Expert, Digital Wholesale Finance Platform Department
CO2 reduction through voluntary carbon credits
Carbon trading, whereby CO2 emission allowances are bought and sold, is garnering renewed attention as an important means of limiting global warming to a maximum of 1.5°C above the earth’s preindustrial average temperature. By creating economic incentives, carbon trading aims to fund activities that can reduce CO2 emissions more effectively, thereby accelerating decarbonization.
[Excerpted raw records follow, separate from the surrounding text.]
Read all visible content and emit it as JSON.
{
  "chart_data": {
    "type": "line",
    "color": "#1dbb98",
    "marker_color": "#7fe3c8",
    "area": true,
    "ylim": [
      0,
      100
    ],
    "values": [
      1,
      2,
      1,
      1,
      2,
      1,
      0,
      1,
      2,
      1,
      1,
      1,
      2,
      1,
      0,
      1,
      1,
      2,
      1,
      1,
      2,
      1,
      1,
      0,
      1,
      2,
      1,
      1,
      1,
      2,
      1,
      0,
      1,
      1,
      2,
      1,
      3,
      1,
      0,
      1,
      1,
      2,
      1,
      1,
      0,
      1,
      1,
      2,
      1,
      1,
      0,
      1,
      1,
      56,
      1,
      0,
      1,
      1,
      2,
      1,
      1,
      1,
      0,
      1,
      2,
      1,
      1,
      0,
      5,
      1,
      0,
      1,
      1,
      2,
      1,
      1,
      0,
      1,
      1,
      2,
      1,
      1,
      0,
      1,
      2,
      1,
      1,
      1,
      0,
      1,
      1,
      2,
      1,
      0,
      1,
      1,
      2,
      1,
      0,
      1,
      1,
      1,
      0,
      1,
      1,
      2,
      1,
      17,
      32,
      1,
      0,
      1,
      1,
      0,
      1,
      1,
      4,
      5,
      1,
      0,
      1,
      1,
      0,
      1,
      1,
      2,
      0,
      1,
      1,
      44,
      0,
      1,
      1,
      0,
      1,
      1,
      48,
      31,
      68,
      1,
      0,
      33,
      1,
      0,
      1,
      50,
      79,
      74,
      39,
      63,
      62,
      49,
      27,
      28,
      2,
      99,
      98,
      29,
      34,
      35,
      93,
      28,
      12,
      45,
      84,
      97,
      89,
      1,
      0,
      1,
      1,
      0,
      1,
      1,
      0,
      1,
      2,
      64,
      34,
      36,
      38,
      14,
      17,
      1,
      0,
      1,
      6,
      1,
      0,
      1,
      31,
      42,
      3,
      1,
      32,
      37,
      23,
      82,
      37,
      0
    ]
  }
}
Carbon trading schemes can be broadly classified based on whether they are (1) publicly or privately operated and (2) compulsory or voluntary.
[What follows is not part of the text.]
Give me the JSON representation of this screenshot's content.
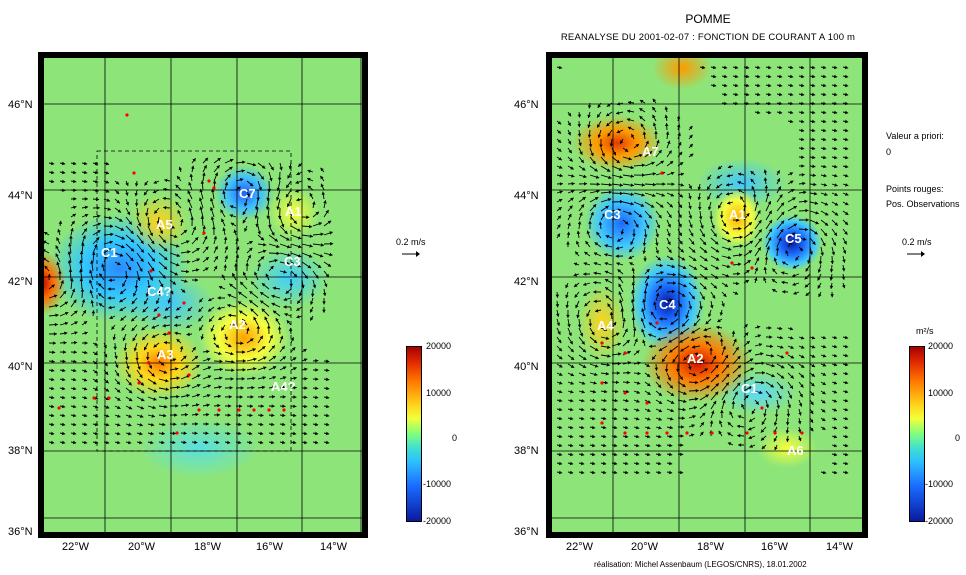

In the lower right quadrant of the table below are privately operated voluntary carbon credit (VCC) schemes through which companies and other CO2 emitters voluntarily purchase credits to offset their own CO2 emissions. The credits they purchase are supplied by third-party projects that reduce CO2 emissions through such means as displacing fossil fuel consumption with renewable (e.g., solar, wind, hydro, biomass) energy or naturally sequestering atmospheric CO2 through, e.g., reforestation.
Because VCC schemes are not compulsory, they have yet to be widely adopted. To cap global warming at +1.5°C, the VCC market’s CO2 trading volume reportedly must grow 15-fold between 2019 and 2030. In 2021, it grew nearly 50%, from 230Mt to 350Mt.